In March, I'll have been blogging about autism for five years, although autism/the community/divisions posts have lessened considerably over the last few.
I've tried a lot of different approaches over the years. I started out with the certainty that my position on vaccines was THE right one and calling out anyone who differed. I started out with fire and snark and felt it was incumbent on me to call out misinformation and to deconstruct posts by anti-vaccine sites.
I realized that this approach was great for making enemies and creating page views. It changed no minds and only served to polarize the "other side." There's so much information out there that's wrong but is packaged as if it was credible. It's easy to understand how smart people can make mistakes. Wading through the information online, slogging it out, cognitive dissonance became a constant feeling. And that led to the loss of certitude and empathy for people trying to find the truth. The truth may be out there, but it doesn't mean it's easy to find or as black and white as those who live with certainty would like to believe.
And so I apologized, quit looking at those sites and decided those people had enough on their plates without adding to it posts that attacked them and mocked them and questioned their right to be parents.

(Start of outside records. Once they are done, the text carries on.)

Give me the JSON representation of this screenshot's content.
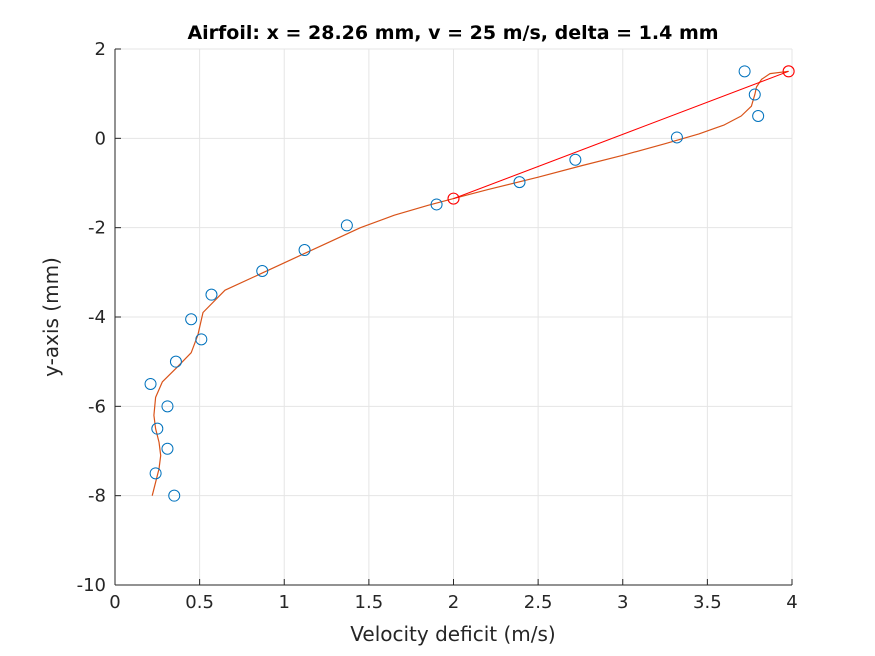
{
  "chart_data": {
    "type": "scatter",
    "title": "Airfoil: x = 28.26 mm, v = 25 m/s, delta = 1.4 mm",
    "xlabel": "Velocity deficit (m/s)",
    "ylabel": "y-axis (mm)",
    "xlim": [
      0,
      4
    ],
    "ylim": [
      -10,
      2
    ],
    "xticks": [
      "0",
      "0.5",
      "1",
      "1.5",
      "2",
      "2.5",
      "3",
      "3.5",
      "4"
    ],
    "yticks": [
      "2",
      "0",
      "-2",
      "-4",
      "-6",
      "-8",
      "-10"
    ],
    "grid": true,
    "legend": "none",
    "colors": {
      "measured": "#0072BD",
      "fit": "#D95319",
      "markers": "#FF0000",
      "grid": "#E5E5E5",
      "axis": "#262626"
    },
    "series": [
      {
        "kind": "scatter-open-circles",
        "x": [
          0.35,
          0.24,
          0.31,
          0.25,
          0.31,
          0.21,
          0.36,
          0.51,
          0.45,
          0.57,
          0.87,
          1.12,
          1.37,
          1.9,
          2.39,
          2.72,
          3.32,
          3.8,
          3.78,
          3.72
        ],
        "y": [
          -8.0,
          -7.5,
          -6.95,
          -6.5,
          -6.0,
          -5.5,
          -5.0,
          -4.5,
          -4.05,
          -3.5,
          -2.97,
          -2.5,
          -1.95,
          -1.48,
          -0.98,
          -0.48,
          0.02,
          0.5,
          0.98,
          1.5
        ]
      },
      {
        "kind": "smooth-fit-line",
        "x": [
          0.22,
          0.24,
          0.26,
          0.27,
          0.26,
          0.24,
          0.23,
          0.24,
          0.28,
          0.36,
          0.45,
          0.49,
          0.52,
          0.65,
          0.85,
          1.05,
          1.25,
          1.45,
          1.65,
          1.85,
          2.0,
          2.2,
          2.5,
          2.75,
          3.0,
          3.25,
          3.45,
          3.6,
          3.7,
          3.76,
          3.78,
          3.79,
          3.82,
          3.87,
          3.98
        ],
        "y": [
          -8.0,
          -7.7,
          -7.4,
          -7.1,
          -6.8,
          -6.5,
          -6.2,
          -5.8,
          -5.45,
          -5.15,
          -4.8,
          -4.4,
          -3.9,
          -3.4,
          -3.05,
          -2.7,
          -2.35,
          -2.0,
          -1.72,
          -1.5,
          -1.35,
          -1.15,
          -0.87,
          -0.62,
          -0.38,
          -0.12,
          0.1,
          0.3,
          0.5,
          0.72,
          0.98,
          1.15,
          1.32,
          1.45,
          1.5
        ]
      },
      {
        "kind": "straight-line",
        "x": [
          2.0,
          3.98
        ],
        "y": [
          -1.35,
          1.5
        ]
      },
      {
        "kind": "highlighted-points",
        "x": [
          2.0,
          3.98
        ],
        "y": [
          -1.35,
          1.5
        ]
      }
    ]
  }
}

So we set up the autism blogs directory several years ago, with the idea that community over cacophony was not only possible but desirable. It's grown over the years and all sorts of people and opinions and beliefs are represented. To date, there's been over 600,000 page views, so hopefully people find that it fills a need. Truthfully, though, I've come to think it's cacophony over community most of the time.
People, a fair amount, like it that way, feel it should be that way, and are able to create a group that works for them by defining themselves in contrast to other groups. If it helps them, more power to them. Some drama is group building.
It tends to come, though, at the cost of inclusion.
I see no way around that, though. We align ourselves with our in group and identify people according to whether they are part of our in group or not. That's human and that's not going to change.
It is perhaps unrealistic to hope that people would define their in group as the entire human group. And I can immediately see exceptions people would want to make. Pedophiles? No way.
So, certitude about human relationships at the macro level have to be let go of. Communities are living organisms of which the only thing that is certain is constant change and friction.
Okay, then. What about aiming for respect for all people? Treating people with dignity and cordiality?
Yup, not gonna happen when we've got an out group we've aligned ourselves against.
We're human beings and we're flawed. We are emotionally volatile concerning topics that are of vital importance to us and we believe that our way is the only way. Anyone who lives in opposition to our way is against us. We are black and white creatures.
Us versus them people. People who are certain.
Certain because uncertain is scary as hell and creates a nebulousness that we are uncomfortable with. We need our tribe. We want our tribe. We want and need to fit in somewhere. And we feel betrayed when we realize that the tribe we've chosen isn't a cohesive whole.
Why we expect our in groups to be full of certainty and solidarity when our prime in group, our family, is often divided is human beings' hopefulness transcending reality.
So we make choices. We may opt to hold onto certainty at all costs or we may surrender certainty, or ping pong back and forth. We're people, so there are as many choices there as there are people.
There's no one right answer or option, and it's okay to ping pong. We're human. That's the only thing I'm certain of.